January blues seem to be a yearly thing for me. It's amazing how I can go from feeling energized with all of the exciting things I'm going to do in the new year, to depressed - completely depressed - within the first week.  This January hasn't even been bad, weather-wise; well, today is.



Typical Ohio winter day: grey, wet, dark, cold, windy...it sucks the energy right out of me. I tend to overthink things, too, which doesn't help. It lends itself to getting overwhelmed easily, which leads to a type of psycho-paralysis (my term, not literally paralyzed) and so I just sit, and think, and worry, and stress. It becomes a vicious cycle that is difficult to break away from.

Luckily, when I decide that enough is enough, I can work out of my funk, in one of several ways:

  • Count my blessings. I am so grateful for everything in my life, and for my life, but sometimes, I lose sight of that, so I literally make a numbered list of everything that's going right in my life, and praise God for His grace and mercy.
  • Find something in my everyday life that makes me laugh. There's a man who stands out on a corner in downtown Dayton and dances for the traffic. He was even out in the rain dancing and smiling. The squirrels outside my window make me laugh...today one was running up the side of a house across the street. He ran up to the window sill, sat (and actually looked like he was peering in the window) and then climbed back down, ran over to a tree, ran up and then down, and then repeated the whole thing. Yes, I realize this makes me look terribly pathetic, sitting around watching a squirrel, but, it helped, so :-P
  • Call someone - on the phone - not a text, or an email, an actual, person to person interaction.
  • Meditate.
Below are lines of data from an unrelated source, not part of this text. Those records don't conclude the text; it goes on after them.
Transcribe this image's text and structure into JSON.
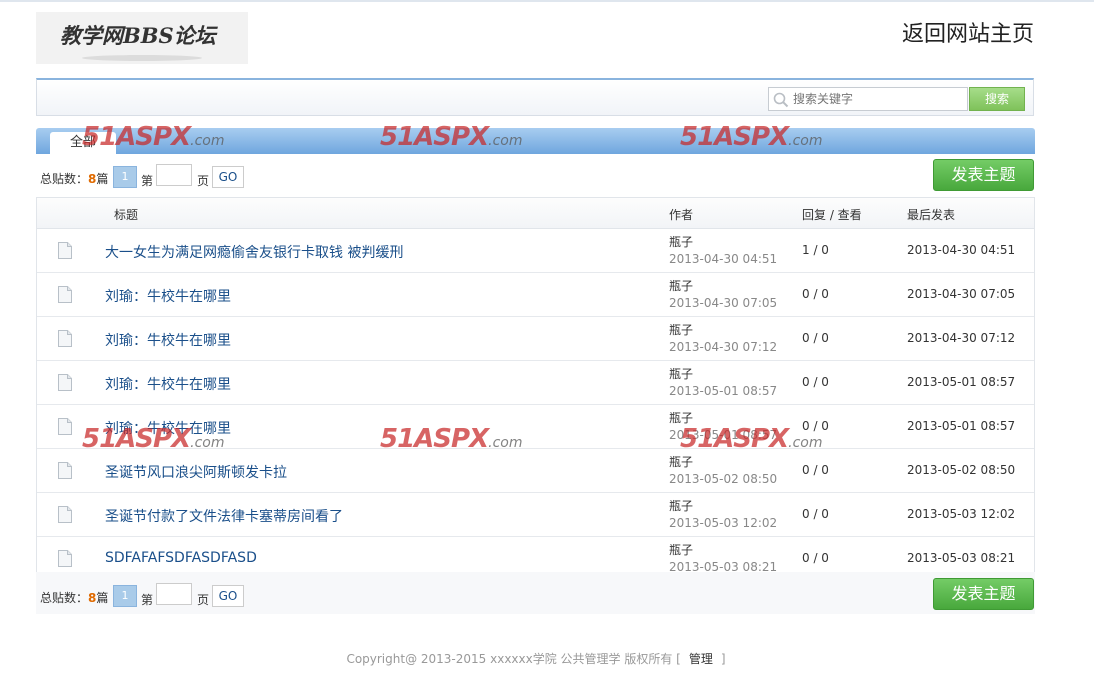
{
  "header": {
    "logo_text": "教学网BBS论坛",
    "home_link": "返回网站主页"
  },
  "search": {
    "placeholder": "搜索关键字",
    "button_label": "搜索"
  },
  "tabs": [
    {
      "label": "全部"
    }
  ],
  "watermark": {
    "brand": "51ASPX",
    "domain": ".com"
  },
  "pager": {
    "total_label": "总贴数：",
    "total_count": "8",
    "total_unit": "篇",
    "current_page": "1",
    "di_label": "第",
    "ye_label": "页",
    "go_label": "GO"
  },
  "post_button_label": "发表主题",
  "table": {
    "headers": {
      "title": "标题",
      "author": "作者",
      "stats": "回复 / 查看",
      "last": "最后发表"
    },
    "rows": [
      {
        "title": "大一女生为满足网瘾偷舍友银行卡取钱 被判缓刑",
        "author": "瓶子",
        "date": "2013-04-30 04:51",
        "stats": "1 / 0",
        "last": "2013-04-30 04:51"
      },
      {
        "title": "刘瑜：牛校牛在哪里",
        "author": "瓶子",
        "date": "2013-04-30 07:05",
        "stats": "0 / 0",
        "last": "2013-04-30 07:05"
      },
      {
        "title": "刘瑜：牛校牛在哪里",
        "author": "瓶子",
        "date": "2013-04-30 07:12",
        "stats": "0 / 0",
        "last": "2013-04-30 07:12"
      },
      {
        "title": "刘瑜：牛校牛在哪里",
        "author": "瓶子",
        "date": "2013-05-01 08:57",
        "stats": "0 / 0",
        "last": "2013-05-01 08:57"
      },
      {
        "title": "刘瑜：牛校牛在哪里",
        "author": "瓶子",
        "date": "2013-05-01 08:57",
        "stats": "0 / 0",
        "last": "2013-05-01 08:57"
      },
      {
        "title": "圣诞节风口浪尖阿斯顿发卡拉",
        "author": "瓶子",
        "date": "2013-05-02 08:50",
        "stats": "0 / 0",
        "last": "2013-05-02 08:50"
      },
      {
        "title": "圣诞节付款了文件法律卡塞蒂房间看了",
        "author": "瓶子",
        "date": "2013-05-03 12:02",
        "stats": "0 / 0",
        "last": "2013-05-03 12:02"
      },
      {
        "title": "SDFAFAFSDFASDFASD",
        "author": "瓶子",
        "date": "2013-05-03 08:21",
        "stats": "0 / 0",
        "last": "2013-05-03 08:21"
      }
    ]
  },
  "footer": {
    "copyright": "Copyright@ 2013-2015 xxxxxx学院  公共管理学  版权所有 [",
    "admin_label": "管理",
    "close_bracket": "]"
  },
  "colors": {
    "link": "#1a4f8a",
    "accent_green": "#48a83c",
    "tab_blue": "#6fa6de",
    "count_orange": "#e06a00"
  }
}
Sometimes I just need to clear my mind of all that clutter. So, I sit quietly, close my eyes, and just focus on my breathing. More often than not, God will use that time to show me or tell me what to do.
  • Pray. I am sure to praise God, and thank Him for everything, first; then, I speak to Him about whatever is troubling me.
  • Read the Bible. All the answers are in there.
  • Write. I have an ongoing journal that I keep and just let it all out. I can say whatever I want; no one is going to judge me, and it really relieves a lot of anxiety. If it doesn't work, I write in my paper journal, with a pen; I think it works better than typing, but that's just me.
If you have any ways that you work through depression, feel free to share them in the comments.